1. ## Help needed integrating a simple function

I need to integrate the following function (see attached bild) and the result need to be 1.
I think what I have done wrong might be finding the primitive function (I did what it's on the right side of the equation). I would appreciate if anyone could tell me how to solve it.

Oh.. btw, I would also like to know hoe to use the math code here. Is there any guide or software for writing equations?

2. Originally Posted by sebasto
I need to integrate the following function (see attached bild) and the result need to be 1.
I think what I have done wrong might be finding the primitive function (I did what it's on the right side of the equation). I would appreciate if anyone could tell me how to solve it.

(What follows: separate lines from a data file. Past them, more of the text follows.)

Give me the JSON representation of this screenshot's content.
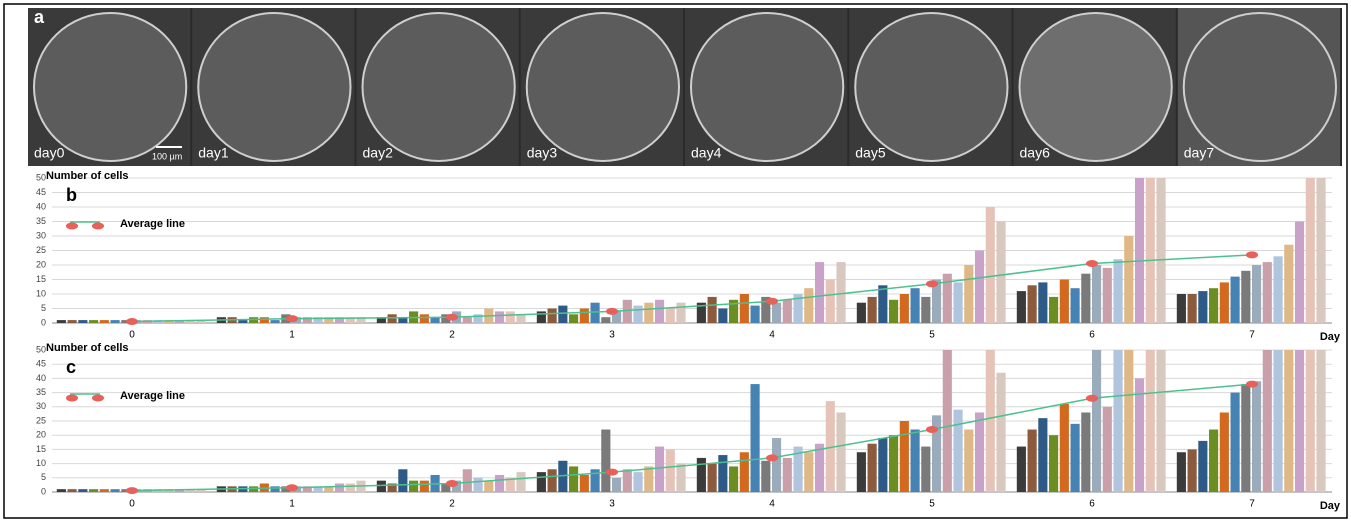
{
  "panel_a": {
    "label": "a",
    "scale_bar": "100 µm",
    "images": [
      "day0",
      "day1",
      "day2",
      "day3",
      "day4",
      "day5",
      "day6",
      "day7"
    ]
  },
  "chart_data": [
    {
      "type": "bar",
      "panel": "b",
      "y_label": "Number of cells",
      "x_label": "Day",
      "categories": [
        "0",
        "1",
        "2",
        "3",
        "4",
        "5",
        "6",
        "7"
      ],
      "ylim": [
        0,
        50
      ],
      "yticks": [
        0,
        5,
        10,
        15,
        20,
        25,
        30,
        35,
        40,
        45,
        50
      ],
      "grid": true,
      "palette": [
        "#3b3b3b",
        "#8c5a3c",
        "#2e5a87",
        "#6b8e23",
        "#d2691e",
        "#4682b4",
        "#7a7a7a",
        "#9aabbb",
        "#c9a0aa",
        "#b0c4de",
        "#deb887",
        "#c8a2c8",
        "#e6c3b8",
        "#d8c8c0"
      ],
      "groups": [
        [
          1,
          1,
          1,
          1,
          1,
          1,
          1,
          1,
          1,
          1,
          1,
          1,
          1,
          1
        ],
        [
          2,
          2,
          1,
          2,
          2,
          1,
          3,
          2,
          2,
          2,
          2,
          2,
          2,
          2
        ],
        [
          2,
          3,
          2,
          4,
          3,
          2,
          3,
          4,
          2,
          3,
          5,
          4,
          4,
          3
        ],
        [
          4,
          5,
          6,
          3,
          5,
          7,
          2,
          4,
          8,
          6,
          7,
          8,
          5,
          7
        ],
        [
          7,
          9,
          5,
          8,
          10,
          6,
          9,
          7,
          8,
          10,
          12,
          21,
          15,
          21
        ],
        [
          7,
          9,
          13,
          8,
          10,
          12,
          9,
          15,
          17,
          14,
          20,
          25,
          40,
          35
        ],
        [
          11,
          13,
          14,
          9,
          15,
          12,
          17,
          20,
          19,
          22,
          30,
          50,
          50,
          50
        ],
        [
          10,
          10,
          11,
          12,
          14,
          16,
          18,
          20,
          21,
          23,
          27,
          35,
          50,
          50
        ]
      ],
      "average": {
        "name": "Average line",
        "color": "#4dc08f",
        "marker_color": "#e8605a",
        "values": [
          0.5,
          1.5,
          2,
          4,
          7.5,
          13.5,
          20.5,
          23.5
        ]
      }
    },
    {
      "type": "bar",
      "panel": "c",
      "y_label": "Number of cells",
      "x_label": "Day",
      "categories": [
        "0",
        "1",
        "2",
        "3",
        "4",
        "5",
        "6",
        "7"
      ],
      "ylim": [
        0,
        50
      ],
      "yticks": [
        0,
        5,
        10,
        15,
        20,
        25,
        30,
        35,
        40,
        45,
        50
      ],
      "grid": true,
      "palette": [
        "#3b3b3b",
        "#8c5a3c",
        "#2e5a87",
        "#6b8e23",
        "#d2691e",
        "#4682b4",
        "#7a7a7a",
        "#9aabbb",
        "#c9a0aa",
        "#b0c4de",
        "#deb887",
        "#c8a2c8",
        "#e6c3b8",
        "#d8c8c0"
      ],
      "groups": [
        [
          1,
          1,
          1,
          1,
          1,
          1,
          1,
          1,
          1,
          1,
          1,
          1,
          1,
          1
        ],
        [
          2,
          2,
          2,
          2,
          3,
          2,
          2,
          2,
          2,
          2,
          2,
          3,
          3,
          4
        ],
        [
          4,
          3,
          8,
          4,
          4,
          6,
          3,
          4,
          8,
          5,
          4,
          6,
          5,
          7
        ],
        [
          7,
          8,
          11,
          9,
          6,
          8,
          22,
          5,
          8,
          7,
          9,
          16,
          15,
          10
        ],
        [
          12,
          10,
          13,
          9,
          14,
          38,
          11,
          19,
          12,
          16,
          14,
          17,
          32,
          28
        ],
        [
          14,
          17,
          19,
          20,
          25,
          22,
          16,
          27,
          50,
          29,
          22,
          28,
          50,
          42
        ],
        [
          16,
          22,
          26,
          20,
          31,
          24,
          28,
          50,
          30,
          50,
          50,
          40,
          50,
          50
        ],
        [
          14,
          15,
          18,
          22,
          28,
          35,
          38,
          39,
          50,
          50,
          50,
          50,
          50,
          50
        ]
      ],
      "average": {
        "name": "Average line",
        "color": "#4dc08f",
        "marker_color": "#e8605a",
        "values": [
          0.5,
          1.5,
          3,
          7,
          12,
          22,
          33,
          38
        ]
      }
    }
  ]
}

Oh.. btw, I would also like to know hoe to use the math code here. Is there any guide or software for writing equations?
The general formula is:

$\displaystyle \int (x^n)dx = \dfrac1{n+1} x^{n+1} + C$

In words: Add 1 to the exponent and divide by the new exponent.

$\displaystyle \int\left(\dfrac1{x^{\frac32}}\right)dx = \int\left(x^{-\frac32}\right)dx = \left[-\dfrac1{\frac12} \cdot x^{-\frac12}+C \right] = -\dfrac2{\sqrt{x}} + C$